Friday, January 1, 2016

the new year ahead

im finally back after not posting for so long. i thought i finally gave up on the blog, but i just feel like posting something whenever the new year comes.

this year wasn't a bad year actually. its just that army is boring, army makes u do a lot of meaningless things. but it wasn't that bad after u finished everything. at least u can look back and say u did many things, however ridiculous, however uncomfortable, whatever nonsense ppl made u do.

all the stuff that i did gave me a sense of calm about everything. its all a cycle: i dread some shit that somehow only my unit seems to need to do, then it turns out less badly as i expected, then i complain and laugh it off once its over. all in all, its actually not that bad, though i wouldn't go so far and say it was fun, kinda.

towards the year end, i'm starting to get alot of free time. probably have watched more anime this year then all the other years combined. i just feel like clearing all the stuff on my list, that somehow seems to grow longer the more i watch haha. but i felt like i gained alot of entertainment, cos like every new anime is more music to put on my phone, as well as something to play on my guitar heheh.

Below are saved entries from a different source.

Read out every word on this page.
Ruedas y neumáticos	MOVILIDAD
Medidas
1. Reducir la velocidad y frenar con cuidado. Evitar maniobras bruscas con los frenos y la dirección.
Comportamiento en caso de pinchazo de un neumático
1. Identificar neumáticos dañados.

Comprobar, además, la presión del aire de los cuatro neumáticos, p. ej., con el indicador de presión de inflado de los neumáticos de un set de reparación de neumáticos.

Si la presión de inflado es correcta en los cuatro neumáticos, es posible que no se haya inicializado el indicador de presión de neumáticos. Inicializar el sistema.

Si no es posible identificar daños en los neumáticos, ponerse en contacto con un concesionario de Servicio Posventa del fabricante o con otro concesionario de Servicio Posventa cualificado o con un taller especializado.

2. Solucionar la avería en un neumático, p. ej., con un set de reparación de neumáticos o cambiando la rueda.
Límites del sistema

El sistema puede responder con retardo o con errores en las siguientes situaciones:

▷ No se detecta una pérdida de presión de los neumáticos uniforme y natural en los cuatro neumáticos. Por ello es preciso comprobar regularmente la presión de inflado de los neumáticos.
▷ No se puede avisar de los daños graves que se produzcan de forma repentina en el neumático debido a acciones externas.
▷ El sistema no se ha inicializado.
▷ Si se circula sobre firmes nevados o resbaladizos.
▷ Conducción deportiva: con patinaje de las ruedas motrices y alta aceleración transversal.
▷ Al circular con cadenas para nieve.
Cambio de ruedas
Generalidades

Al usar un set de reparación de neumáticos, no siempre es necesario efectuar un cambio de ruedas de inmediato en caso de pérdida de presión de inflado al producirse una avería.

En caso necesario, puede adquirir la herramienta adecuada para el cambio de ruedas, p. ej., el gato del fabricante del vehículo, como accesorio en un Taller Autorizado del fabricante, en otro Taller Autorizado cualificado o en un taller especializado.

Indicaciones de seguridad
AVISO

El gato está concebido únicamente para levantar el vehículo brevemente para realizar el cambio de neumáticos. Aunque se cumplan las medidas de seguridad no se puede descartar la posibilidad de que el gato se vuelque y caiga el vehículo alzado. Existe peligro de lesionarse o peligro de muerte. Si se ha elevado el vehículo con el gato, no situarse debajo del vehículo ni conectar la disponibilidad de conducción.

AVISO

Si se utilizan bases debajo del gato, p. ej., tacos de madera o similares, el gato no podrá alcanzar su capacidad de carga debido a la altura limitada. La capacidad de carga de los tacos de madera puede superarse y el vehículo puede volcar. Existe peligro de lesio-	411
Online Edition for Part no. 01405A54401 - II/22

anyway, i guess if i were to compare my life to other ppl (especially nowadays all the instagram photos are like wowz), mine would be quite bland and boring. but i guess i've gotten a small sense of tranquility, through a lot of small achievements and learning how to ignore things i cannot control. and nothing really is that bad since i dont have any real responsibilities whatsoever.

things like getting better in guitar, transposing all my favourite songs, passing my N3 jap and feeling my jap knowledge expanding, having less moments of stress and more retarded moments. it could never compare to those times i had in school, but in a way it has been pretty fun. after all the downs that i had when i first ended up in my unit, nowadays its starting to have alot of ups, slowly but surely.

being bored is like a sort of bliss, because it means u have nothing much to worry about or rush to finish something. and i guess im sort of lucky. i have weekends where i just go to pin's or chee's house to mahjong, lepak, talk about all sorts of nonsense and all. it's kind of the only thing i do nowadays, and it's more than enough to keep me entertained.

this new year is gonna be a year of change. i'd break free from my troublesome, eventful yet tranquil life in army, go on a trip of a lifetime to japan with all the fegs i've spent so long with, learn driving, then enter uni. i really don't know what to expect, but what i've learnt from this whole year is not to think so much about something when u don't have to. it'll all probably come naturally. i guess i have alot of expectations, but i wouldn't be surprised anyway if its completely different from what i think.

anyway, im turning 21 this month. i know its supposed to be a big year, and previously i thought of doing a lot of big things, but now that im so close, im not really expecting anything big. because i dont expect myself doing big things for other ppl, so i really shudn't expect to get big things from other ppl as well. that's how things work. but if possible i wanna have some bbq-sleepover ex-07 style haha, or maybe a day where ppl accompany me to karaoke so that i can sing all the jap songs i want.

and idk, maybe my resolution this year would be the Amagami Challenge haha. nowadays i know i don't really care about getting a gf since im not really that lonely anyway cos of the mahjong gang. and its fun to ship jookee and pin or wong and chee, or just stir shit in general heh. but i guess im still slightly envious of the relationships that have started and lasted till now, it seems like a really blissful thing.

of course its not all good, things won't turn out the way i imagined them to be. im just a little bit despo i guess :P. but yea la, i won't rush into things like i did in school, cos its like super embarassing lolol. just let nature take its course heheh.